I was 8 or 9 years old, living with my father on the outskirts of New Delhi. It was World War II, and he was serving in the Royal Air Force. All day, except weekends, he was at Air Headquarters. Outside, the temperature hovered around 110 degrees F.; too hot for me to go out into the street or play in the mango grove.
No one else was staying with us at the time, no children for me to play with. But there was the old wind-up gramophone. And my favorite records.
Nelson Eddy was far and away my favorite singer. I loved his rich baritone, the power and range of his voice. I'd been to see "Balalaika" with my father, and we had the songs from that film, as well as other ballads popularized by Eddy: "Trees," "Rose Marie," "The Hills of Home," "Dusty Road," " 'Neath the Southern Moon," "Great Day": "When you're down and out, Lift up your head and shout,/ It's going to be a great day!"

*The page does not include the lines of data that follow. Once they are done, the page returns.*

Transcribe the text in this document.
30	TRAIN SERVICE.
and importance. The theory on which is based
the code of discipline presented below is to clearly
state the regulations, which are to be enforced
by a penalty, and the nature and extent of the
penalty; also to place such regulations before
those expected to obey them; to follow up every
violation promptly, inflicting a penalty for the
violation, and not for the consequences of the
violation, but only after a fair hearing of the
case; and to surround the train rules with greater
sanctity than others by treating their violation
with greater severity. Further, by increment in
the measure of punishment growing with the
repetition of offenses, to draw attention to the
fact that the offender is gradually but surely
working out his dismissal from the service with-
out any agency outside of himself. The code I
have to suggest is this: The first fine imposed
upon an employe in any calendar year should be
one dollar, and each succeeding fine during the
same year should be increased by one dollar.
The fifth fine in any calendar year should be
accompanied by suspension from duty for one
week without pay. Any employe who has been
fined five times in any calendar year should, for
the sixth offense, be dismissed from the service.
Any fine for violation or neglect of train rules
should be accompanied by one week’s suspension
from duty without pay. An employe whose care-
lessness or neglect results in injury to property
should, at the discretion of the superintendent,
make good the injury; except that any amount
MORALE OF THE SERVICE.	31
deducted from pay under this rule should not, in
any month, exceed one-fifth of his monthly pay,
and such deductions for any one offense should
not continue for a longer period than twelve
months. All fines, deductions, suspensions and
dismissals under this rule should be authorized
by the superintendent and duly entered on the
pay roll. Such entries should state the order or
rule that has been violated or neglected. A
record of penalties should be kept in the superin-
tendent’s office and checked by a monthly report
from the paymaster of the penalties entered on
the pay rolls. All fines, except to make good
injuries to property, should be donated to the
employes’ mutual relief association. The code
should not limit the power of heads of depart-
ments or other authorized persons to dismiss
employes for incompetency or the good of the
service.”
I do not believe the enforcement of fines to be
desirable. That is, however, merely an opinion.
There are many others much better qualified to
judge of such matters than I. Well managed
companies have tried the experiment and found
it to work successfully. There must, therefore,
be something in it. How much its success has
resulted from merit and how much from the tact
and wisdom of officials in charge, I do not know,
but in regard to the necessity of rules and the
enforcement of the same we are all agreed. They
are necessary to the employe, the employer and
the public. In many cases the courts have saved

Victor Herbert, Sigmund Romber, Rudolf Friml, and Vincent Youmans were just a few of the famous composers and songwriters whose works benefited from Eddy's fresh, vigorous renderings.
And I loved those marching songs - he was especially good at them - "Stouthearted Men," "The Mounties," "Tramp, Tramp, Tramp" .... I sang along with Eddy and I marched up and down the little verandah that looked out on the mango grove.
Sixty years later, I'm still singing them, as I take my evening stroll up the mountain path near my abode in the Himalayan foothills. I'm not much of a singer, though. If the birds fall silent, it's more out of shock than admiration.
It isn't often that you'll hear an Eddy recording today, although most of them (including his many radio shows) are preserved on tape. But back in the 1930s, he was the idol of the concert stage, and his transition to cinema brought him a huge following. He partnered with Jeanette MacDonald in eight musicals, sang with Rise Stevens in "The Chocolate Soldier," and with Metropolitan Opera star Dorothy Kirsten on his many radio shows.
As a youngster in his hometown of Providence, R.I., Eddy had taught himself opera by listening to phonograph records by Scotti, Werrenrath, and other great baritones of the day. He would sing along with the recording until he felt satisfied with the result.
After leaving school, he tried his hand as a reporter, working for two large Philadelphia papers. But he was fired for singing on the job. The great American baritone David Bispham heard about the "singing reporter," met Eddy, and was so impressed that he agreed to become his coach.
For a time, Eddy sang with the Philadelphia Civic Opera; then he went to Europe for a time, where he was offered a contract by the Dresden (Germany) Opera Company. "But I wanted to see America again," Eddy said. "I wanted to put myself in the hands of the American public, sink or swim."
In 1931 he made his New York operatic debut in "Wozzeck," and he went on to master some 32 operatic roles. But then came the overwhelming success of his musical films, and Eddy's operatic career receded into the background. He would always regret giving up opera, but he did record many operatic arias. He also learned to sing in French, Italian, Spanish, Russian, and Yiddish. My collection includes many of his "foreign" love songs.
He was also fond of reviving old favorites, such as Joyce Kilmer's celebrated poem "Trees," which has become an enduring classic; "Oh Promise Me," written in the 1880s; and "The Rosary," written about the same time.
After World War II, operetta went out of fashion, along with the kind of innocent, romantic musical made so popular by Eddy and Jeanette MacDonald. Eddy died in 1967.
June 29, 2001, is Nelson Eddy's birth anniversary. There won't be a great fanfare over it. We neglect or forget many of our best talents. But I'd like to record my gratitude to Nelson Eddy for all the pleasure he has given me over the years. I shall spend the day listening to all my favorites. I have more than 200 to choose from. It's going to be a great day!